By the end of 2000, the landmark Peter White Library was rehabilitated into a twenty-first-century community cultural center with spaces for various activities. The Beaux-Arts classical library is constructed of smooth-cut grayish-white Bedford limestone and contrasts sharply with the warm reddish-brown brick and sandstone buildings in the Gothic, Italianate, and Richardsonian Romanesque styles that were constructed in the preceding thirty years in Marquette. The library board explained that it chose white stone “so as to furnish a variation to the dark stone which is characteristic of the architecture of Marquette.” Round-arched windows with keystones pierce the walls on the raised first story; the second-story windows are rectangular. An ornamental cornice encircles the red tile hipped roof. Stairs ascend to the projecting central entrance portico, which is marked by four giant fluted columns in antis.

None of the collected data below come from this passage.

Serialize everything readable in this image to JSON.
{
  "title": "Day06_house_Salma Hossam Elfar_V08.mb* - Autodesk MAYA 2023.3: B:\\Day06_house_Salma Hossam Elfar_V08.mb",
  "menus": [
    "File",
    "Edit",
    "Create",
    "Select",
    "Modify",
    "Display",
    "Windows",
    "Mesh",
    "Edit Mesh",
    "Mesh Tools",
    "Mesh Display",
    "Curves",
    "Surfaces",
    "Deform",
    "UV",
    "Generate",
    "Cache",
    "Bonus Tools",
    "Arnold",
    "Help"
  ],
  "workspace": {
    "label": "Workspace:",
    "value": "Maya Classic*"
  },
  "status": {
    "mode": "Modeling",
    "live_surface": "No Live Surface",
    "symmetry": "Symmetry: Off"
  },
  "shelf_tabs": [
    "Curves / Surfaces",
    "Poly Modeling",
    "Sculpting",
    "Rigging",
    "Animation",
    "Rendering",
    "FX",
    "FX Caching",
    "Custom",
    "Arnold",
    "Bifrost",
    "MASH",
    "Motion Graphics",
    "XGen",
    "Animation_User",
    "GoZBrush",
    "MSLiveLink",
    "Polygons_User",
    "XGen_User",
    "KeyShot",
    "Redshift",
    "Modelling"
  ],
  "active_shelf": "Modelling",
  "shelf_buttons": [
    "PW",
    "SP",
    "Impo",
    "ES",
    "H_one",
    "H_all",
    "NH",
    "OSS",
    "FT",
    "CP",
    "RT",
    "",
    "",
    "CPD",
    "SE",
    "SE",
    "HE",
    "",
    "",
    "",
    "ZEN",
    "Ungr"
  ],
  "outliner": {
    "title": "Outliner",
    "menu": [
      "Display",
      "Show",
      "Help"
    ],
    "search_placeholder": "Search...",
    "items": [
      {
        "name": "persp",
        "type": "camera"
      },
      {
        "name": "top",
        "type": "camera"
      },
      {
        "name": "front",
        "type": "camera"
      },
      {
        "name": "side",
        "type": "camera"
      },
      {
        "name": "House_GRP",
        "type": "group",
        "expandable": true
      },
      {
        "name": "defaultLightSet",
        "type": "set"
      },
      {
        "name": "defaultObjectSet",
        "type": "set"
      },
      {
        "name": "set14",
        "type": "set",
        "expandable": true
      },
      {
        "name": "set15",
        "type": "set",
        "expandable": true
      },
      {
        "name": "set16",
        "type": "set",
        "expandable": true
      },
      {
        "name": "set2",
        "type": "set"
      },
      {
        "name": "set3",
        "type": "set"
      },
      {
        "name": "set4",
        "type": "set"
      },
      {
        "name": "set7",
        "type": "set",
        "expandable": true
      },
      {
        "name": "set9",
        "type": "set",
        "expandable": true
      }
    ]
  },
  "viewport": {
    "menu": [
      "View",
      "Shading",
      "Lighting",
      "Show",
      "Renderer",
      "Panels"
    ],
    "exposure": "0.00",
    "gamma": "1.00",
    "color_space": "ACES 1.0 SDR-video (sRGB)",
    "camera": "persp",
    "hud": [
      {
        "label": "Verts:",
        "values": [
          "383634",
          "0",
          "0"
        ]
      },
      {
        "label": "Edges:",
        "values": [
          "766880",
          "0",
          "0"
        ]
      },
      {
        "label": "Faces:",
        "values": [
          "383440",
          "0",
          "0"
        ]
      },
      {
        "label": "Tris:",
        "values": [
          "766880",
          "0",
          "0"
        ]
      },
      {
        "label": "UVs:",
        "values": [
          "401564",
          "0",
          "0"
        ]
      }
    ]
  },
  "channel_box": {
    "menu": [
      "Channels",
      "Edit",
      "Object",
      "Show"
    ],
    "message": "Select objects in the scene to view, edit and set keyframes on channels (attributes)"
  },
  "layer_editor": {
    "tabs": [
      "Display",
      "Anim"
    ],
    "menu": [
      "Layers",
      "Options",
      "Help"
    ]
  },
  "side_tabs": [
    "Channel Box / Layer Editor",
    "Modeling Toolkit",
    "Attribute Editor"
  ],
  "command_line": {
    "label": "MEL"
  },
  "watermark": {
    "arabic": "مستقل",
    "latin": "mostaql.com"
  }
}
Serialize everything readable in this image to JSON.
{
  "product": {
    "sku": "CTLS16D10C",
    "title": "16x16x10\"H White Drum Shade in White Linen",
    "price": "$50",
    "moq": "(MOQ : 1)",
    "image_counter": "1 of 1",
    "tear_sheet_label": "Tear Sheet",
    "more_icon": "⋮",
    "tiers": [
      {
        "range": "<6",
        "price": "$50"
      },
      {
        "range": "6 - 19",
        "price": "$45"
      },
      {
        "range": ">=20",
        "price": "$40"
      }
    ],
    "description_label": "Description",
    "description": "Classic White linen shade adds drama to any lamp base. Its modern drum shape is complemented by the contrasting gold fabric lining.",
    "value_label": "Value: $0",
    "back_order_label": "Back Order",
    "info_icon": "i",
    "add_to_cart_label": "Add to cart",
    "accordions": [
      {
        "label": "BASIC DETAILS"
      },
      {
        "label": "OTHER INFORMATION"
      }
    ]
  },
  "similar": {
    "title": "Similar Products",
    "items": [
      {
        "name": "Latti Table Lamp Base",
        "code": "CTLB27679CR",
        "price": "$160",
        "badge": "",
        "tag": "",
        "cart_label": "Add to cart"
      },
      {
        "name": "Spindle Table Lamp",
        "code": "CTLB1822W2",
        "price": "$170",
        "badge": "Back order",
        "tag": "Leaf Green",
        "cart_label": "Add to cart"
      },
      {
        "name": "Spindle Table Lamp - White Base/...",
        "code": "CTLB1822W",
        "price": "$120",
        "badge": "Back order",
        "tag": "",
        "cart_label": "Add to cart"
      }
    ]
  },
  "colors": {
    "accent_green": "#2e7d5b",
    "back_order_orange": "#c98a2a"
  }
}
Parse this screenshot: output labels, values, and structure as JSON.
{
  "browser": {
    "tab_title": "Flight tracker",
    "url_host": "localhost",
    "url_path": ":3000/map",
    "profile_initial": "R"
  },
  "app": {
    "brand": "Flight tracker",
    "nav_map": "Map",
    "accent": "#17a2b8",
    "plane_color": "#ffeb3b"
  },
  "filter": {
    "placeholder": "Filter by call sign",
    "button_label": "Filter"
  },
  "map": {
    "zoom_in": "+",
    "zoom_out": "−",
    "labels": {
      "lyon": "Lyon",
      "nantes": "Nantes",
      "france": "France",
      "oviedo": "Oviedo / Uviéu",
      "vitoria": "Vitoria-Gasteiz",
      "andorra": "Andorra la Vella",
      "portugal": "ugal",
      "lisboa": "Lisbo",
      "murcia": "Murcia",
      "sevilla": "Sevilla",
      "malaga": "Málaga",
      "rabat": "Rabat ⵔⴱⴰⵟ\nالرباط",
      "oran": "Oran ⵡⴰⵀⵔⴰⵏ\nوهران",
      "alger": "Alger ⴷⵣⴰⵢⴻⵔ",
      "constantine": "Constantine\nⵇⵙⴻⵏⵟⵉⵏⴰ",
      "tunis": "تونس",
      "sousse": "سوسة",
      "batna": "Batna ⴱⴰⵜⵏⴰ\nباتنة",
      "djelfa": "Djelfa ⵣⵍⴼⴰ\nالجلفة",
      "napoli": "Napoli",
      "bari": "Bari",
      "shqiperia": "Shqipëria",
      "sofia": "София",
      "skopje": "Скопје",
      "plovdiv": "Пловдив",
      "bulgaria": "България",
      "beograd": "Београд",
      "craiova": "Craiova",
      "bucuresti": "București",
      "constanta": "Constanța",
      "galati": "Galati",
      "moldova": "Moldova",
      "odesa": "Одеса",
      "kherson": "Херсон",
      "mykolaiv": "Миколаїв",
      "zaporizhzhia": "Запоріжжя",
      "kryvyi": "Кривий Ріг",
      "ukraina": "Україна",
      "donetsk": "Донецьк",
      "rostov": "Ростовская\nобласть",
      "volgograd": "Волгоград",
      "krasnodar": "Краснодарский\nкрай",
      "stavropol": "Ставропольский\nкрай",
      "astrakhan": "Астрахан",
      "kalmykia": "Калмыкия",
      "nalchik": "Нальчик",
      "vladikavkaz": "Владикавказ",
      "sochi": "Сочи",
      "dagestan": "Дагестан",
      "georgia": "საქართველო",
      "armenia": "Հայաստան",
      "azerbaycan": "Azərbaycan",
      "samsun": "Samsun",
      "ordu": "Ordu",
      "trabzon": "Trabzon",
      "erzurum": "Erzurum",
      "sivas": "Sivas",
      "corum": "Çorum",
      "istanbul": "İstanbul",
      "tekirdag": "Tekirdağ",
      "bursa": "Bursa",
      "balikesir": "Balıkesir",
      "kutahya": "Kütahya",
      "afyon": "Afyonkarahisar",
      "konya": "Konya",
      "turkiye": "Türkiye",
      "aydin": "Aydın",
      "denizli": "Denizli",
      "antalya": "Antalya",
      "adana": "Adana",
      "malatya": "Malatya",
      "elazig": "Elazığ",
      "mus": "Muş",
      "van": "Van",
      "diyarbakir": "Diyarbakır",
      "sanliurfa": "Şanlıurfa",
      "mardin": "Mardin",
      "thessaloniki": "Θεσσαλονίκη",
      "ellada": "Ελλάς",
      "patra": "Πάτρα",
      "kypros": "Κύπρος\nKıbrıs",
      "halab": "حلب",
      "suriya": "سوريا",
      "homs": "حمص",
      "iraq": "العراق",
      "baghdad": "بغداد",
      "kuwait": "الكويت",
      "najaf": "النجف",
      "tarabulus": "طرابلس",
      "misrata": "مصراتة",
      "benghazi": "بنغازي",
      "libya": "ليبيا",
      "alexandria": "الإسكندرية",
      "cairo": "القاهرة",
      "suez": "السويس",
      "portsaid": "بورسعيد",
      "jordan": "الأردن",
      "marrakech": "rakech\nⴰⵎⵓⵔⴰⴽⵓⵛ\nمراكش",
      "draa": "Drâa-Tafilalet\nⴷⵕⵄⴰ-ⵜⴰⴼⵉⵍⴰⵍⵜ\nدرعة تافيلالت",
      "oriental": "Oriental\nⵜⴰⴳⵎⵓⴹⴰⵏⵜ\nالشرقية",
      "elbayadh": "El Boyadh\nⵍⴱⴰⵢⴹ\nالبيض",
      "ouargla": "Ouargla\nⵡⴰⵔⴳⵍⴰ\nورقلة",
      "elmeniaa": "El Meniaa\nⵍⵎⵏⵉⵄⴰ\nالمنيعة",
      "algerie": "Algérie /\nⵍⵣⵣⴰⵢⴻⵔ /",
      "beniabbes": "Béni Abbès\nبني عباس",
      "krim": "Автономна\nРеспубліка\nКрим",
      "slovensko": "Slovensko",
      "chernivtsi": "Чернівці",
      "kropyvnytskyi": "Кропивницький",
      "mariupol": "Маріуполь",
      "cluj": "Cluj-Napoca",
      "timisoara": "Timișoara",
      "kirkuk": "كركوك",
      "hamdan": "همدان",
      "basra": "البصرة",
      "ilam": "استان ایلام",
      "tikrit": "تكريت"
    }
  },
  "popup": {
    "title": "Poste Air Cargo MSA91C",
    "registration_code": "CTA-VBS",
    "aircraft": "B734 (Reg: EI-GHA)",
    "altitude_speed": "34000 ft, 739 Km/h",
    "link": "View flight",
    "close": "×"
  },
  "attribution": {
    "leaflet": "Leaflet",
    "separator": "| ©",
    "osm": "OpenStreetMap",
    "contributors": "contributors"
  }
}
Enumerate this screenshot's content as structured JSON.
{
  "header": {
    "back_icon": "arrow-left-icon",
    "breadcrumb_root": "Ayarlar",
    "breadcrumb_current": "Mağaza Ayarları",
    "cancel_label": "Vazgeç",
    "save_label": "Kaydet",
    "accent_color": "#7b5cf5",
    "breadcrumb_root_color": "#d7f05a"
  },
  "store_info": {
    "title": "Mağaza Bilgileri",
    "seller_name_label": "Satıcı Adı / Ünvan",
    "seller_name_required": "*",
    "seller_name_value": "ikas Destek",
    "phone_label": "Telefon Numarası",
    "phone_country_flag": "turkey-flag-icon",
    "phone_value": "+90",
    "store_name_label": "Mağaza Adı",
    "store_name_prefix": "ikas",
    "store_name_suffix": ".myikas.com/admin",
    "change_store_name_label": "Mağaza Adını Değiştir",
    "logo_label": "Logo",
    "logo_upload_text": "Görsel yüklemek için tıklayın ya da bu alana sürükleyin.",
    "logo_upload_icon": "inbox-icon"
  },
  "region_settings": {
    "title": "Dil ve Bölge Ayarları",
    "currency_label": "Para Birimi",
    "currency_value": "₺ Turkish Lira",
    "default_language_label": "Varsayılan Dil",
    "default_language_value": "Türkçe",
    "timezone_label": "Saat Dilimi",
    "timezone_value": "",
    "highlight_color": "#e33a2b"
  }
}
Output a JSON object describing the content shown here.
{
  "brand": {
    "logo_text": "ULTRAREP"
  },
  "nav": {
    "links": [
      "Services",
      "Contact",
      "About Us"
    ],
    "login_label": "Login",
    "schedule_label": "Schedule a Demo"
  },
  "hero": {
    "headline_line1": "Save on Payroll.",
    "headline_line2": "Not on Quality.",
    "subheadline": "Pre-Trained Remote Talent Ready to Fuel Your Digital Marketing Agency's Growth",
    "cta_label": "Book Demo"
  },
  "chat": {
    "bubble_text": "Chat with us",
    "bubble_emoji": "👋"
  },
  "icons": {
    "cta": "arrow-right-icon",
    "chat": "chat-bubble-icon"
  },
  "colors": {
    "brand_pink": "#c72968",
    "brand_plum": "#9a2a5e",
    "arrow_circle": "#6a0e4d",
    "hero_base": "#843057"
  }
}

The building was named for White (1830–1908), founder in 1872 of the public library in Marquette. Together with Nathan M. Kaufman and John M. Longyear, he was also a substantial contributor to the present building. As a member of the World's Columbian Exposition of 1893 commission, White probably admired the white classicism of the exposition buildings in Chicago. Patton and Miller, the Chicago firm that designed the library, was noted for its designs for libraries and college buildings.
The library's expansion and renovation doubled its size. With limestone exterior walls, window placements that follow the original, and the retention of the historic and monumental North Front Street entrance (east), the addition is sensitive to the historic building. Like the Grand Rapids Public Library ( KT14), the Peter White Library marks the need of communities to revitalize their libraries for today's expanded purposes. Combining the old with the new represents the best solution.